NVIDIA在Computex上发布了Nemotron 3 Ultra,总参数达550B(激活参数55B),是目前最大的Nemotron 3模型。该模型在美国开放权重模型中智能性最强,在Artificial Analysis Intelligence Index评测中得分为48,超越了Gemma 4 31B(39分),但仍落后于月之暗面(Kimi)的K2.6(54分)。在推理速度方面,其在预发布端点上超过了300 tokens/s,远高于同级别中国模型通常的50-100 tokens/s。该模型将提供BF16权重及NVFP4量化版本以提升推理性能。
NVIDIA just announced the release of Nemotron 3 Ultra in Jensen Huang's Computex keynote: at 550B parameters (55B active), this is the largest Nemotron 3 model to date, and it is the most intelligent US open weights model
We partnered with @nvidia to evaluate this model for intelligence and speed - these figures use the model's BF16 weights, but as with Nemotron 3 Super the model will be made available in NVFP4 quantization as well for higher inference performance.

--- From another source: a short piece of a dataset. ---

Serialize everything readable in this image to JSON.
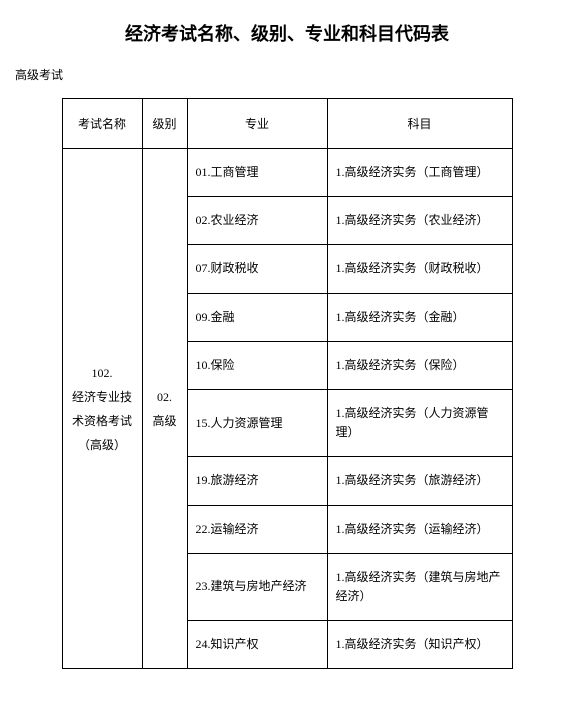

➤ New leader for US open weights intelligence: Nemotron 3 Ultra scores 48 on the Artificial Analysis Intelligence Index. This is well ahead of the next strongest US open weights models, Gemma 4 31B (39), Nemotron 3 Super (36) and gpt-oss-120b (33), but behind the Chinese-led open weights frontier (Kimi K2.6 at 54).
➤ Leading speed for its intelligence: on a pre-release @DeepInfra endpoint, Nemotron 3 Ultra served over 300 tokens per second. Peer models in its size class from China-based labs such as DeepSeek and Moonshot (Kimi) are generally served at speeds of 50-100 tokens per second in the market today. gpt-oss-120b is served at speeds similar to this level, but with significantly lower intelligence.
➤ Largest Nemotron 3 model so far: at approximately 550 billion total parameters and 90% sparsity, Nemotron 3 Ultra is significantly larger than its siblings and is the largest recent US open weights model release
We'll be sharing additional analysis and full benchmarks at release.